On a visit to Fort Sumter a few years ago, I joined a group gathered around a man in Park Ranger gray and green wearing a Smoky Bear hat. That's the way tours are given at the fort--you get off the ferry and break up into groups of 20 or 30 visitors and listen to the Park Rangers who guide you around the grounds. My group's docent was not a Park Ranger, it turns out. He wore no badge. He was a volunteer docent and he started in on the saintly Robert E. Lee until I could take it no longer and finally, as politely as I could, interjected: "You know, history is one long argument, I know. But Robert E. Lee was as vicious a slaver as existed in those times. And that war was about slavery, not state's rights. As Lincoln said when introduced to Harriett Beecher Stowe: 'So this is the little lady, who wrote the book that started the great big war.' And Lincoln said in this 2nd inaugural address, 'Everyone knew that this peculiar interest [slavery] was the cause of the war.' He was there. Neither you nor I were."

The docent skulked off to lick his wounds but later called out to me, from a safe distance of twenty yards: "There was only one slave owner at Appomattox and he wasn't wearing gray."

Custer


Which is one of those half lies upon which disinformation is so often built.

First of all, technically, the house in which the surrender was signed belonged to a slave owner, Mr. McLean.

Secondly, it is true Grant owned a slave--his wife's family  had owned slaves--but Grant got one and could not abide the idea and freed him in under a year.

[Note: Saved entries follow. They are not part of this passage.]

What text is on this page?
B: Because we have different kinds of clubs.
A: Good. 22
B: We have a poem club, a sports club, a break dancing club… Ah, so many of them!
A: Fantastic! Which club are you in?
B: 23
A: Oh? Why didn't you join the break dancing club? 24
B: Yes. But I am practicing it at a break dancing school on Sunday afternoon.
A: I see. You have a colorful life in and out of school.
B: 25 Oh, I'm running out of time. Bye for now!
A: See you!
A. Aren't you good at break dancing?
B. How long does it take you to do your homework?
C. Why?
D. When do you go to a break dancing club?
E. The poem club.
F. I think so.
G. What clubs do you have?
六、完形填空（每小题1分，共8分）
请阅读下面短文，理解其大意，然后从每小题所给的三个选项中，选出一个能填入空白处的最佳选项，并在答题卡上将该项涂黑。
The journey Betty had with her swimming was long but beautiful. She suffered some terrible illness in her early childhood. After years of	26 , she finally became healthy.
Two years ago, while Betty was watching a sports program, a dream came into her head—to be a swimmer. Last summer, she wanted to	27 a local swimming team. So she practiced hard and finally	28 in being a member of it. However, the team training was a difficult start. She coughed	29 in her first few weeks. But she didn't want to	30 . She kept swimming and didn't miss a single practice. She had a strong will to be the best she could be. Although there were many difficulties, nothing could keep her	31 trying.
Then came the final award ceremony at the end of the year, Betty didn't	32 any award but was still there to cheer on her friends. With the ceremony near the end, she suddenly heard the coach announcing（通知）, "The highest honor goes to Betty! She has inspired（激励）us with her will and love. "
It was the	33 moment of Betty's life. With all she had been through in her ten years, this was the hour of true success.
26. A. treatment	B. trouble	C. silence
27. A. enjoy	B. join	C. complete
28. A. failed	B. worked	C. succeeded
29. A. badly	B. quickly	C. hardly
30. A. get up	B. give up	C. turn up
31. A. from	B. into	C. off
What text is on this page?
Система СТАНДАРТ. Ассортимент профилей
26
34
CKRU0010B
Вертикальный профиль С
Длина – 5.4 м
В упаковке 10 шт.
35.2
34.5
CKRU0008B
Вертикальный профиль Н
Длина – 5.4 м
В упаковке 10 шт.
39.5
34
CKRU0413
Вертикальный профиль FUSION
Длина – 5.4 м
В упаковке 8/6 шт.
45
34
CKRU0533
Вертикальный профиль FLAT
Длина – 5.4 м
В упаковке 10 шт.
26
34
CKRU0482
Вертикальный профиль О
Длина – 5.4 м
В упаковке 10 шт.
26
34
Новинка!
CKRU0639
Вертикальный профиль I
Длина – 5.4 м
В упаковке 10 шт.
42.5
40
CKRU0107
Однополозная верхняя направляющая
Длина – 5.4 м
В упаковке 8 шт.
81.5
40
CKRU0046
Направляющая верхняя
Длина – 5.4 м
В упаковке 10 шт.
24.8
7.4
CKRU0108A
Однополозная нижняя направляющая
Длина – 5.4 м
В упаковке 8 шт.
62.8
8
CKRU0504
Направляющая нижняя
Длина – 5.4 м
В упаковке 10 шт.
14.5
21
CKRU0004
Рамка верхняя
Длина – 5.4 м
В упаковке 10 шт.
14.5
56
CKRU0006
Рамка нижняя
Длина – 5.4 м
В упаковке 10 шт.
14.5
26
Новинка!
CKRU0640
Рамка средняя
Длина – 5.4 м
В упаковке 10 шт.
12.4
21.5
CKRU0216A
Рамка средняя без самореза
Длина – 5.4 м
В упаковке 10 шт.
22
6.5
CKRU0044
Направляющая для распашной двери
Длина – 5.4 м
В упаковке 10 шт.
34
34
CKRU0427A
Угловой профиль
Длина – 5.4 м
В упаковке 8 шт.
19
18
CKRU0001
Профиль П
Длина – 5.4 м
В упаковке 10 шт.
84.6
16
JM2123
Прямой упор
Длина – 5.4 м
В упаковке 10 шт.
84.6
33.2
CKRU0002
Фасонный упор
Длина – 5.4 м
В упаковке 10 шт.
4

Lee, it might be argued did not own slaves. His wife did, though, 189 of them, who Lee managed. In fact, on the death of his wife's father, those slaves were supposed to be freed, as was stipulated in the will, but Lee refused to free them and three slaves, feeling betrayed, having been promised their freedom, escaped. When Lee recaptured them, he had them stripped and lashed and then "sold them South" to plantations where life was far less comfortable.

A vicious slaver, Lee.

So, at Appomattox, yes, technically you might twist reality enough to claim Grant owned the slave and Saint Robert did not, but, no, that's just a lie when you get right down to it.

Two bits are always mentioned about Grant when Appomattox comes up:

1. He wore a private's shirt with shoulder straps bearing 3 stars and was muddy and worn down.

2. He had a crushing sick migraine which instantly stopped when he got Lee's letter asking for surrender. 

This makes the case for Grant, a humble man in the face of the imperious Lee and Grant burdened greatly by the pressure of command.

All that is likely, in essence, true. 

Grant was no Lincoln. He issued the infamous Order #11 expelling Jews from the department under his command when he heard Jewish merchants were black marketing cotton sales. Lincoln quickly countermanded this order, because Lincoln, a lawyer, knew you cannot vilify a person for being a member of a class of people.

But Grant was a good judge of men, as he once observed when Lincoln looked at the diminutive Sheridan and wondered where Sheridan was big enough to be an effective commander, "He'll be big enough for the purpose, when the fighting begins."

That was true of Sheridan and it was true of Grant.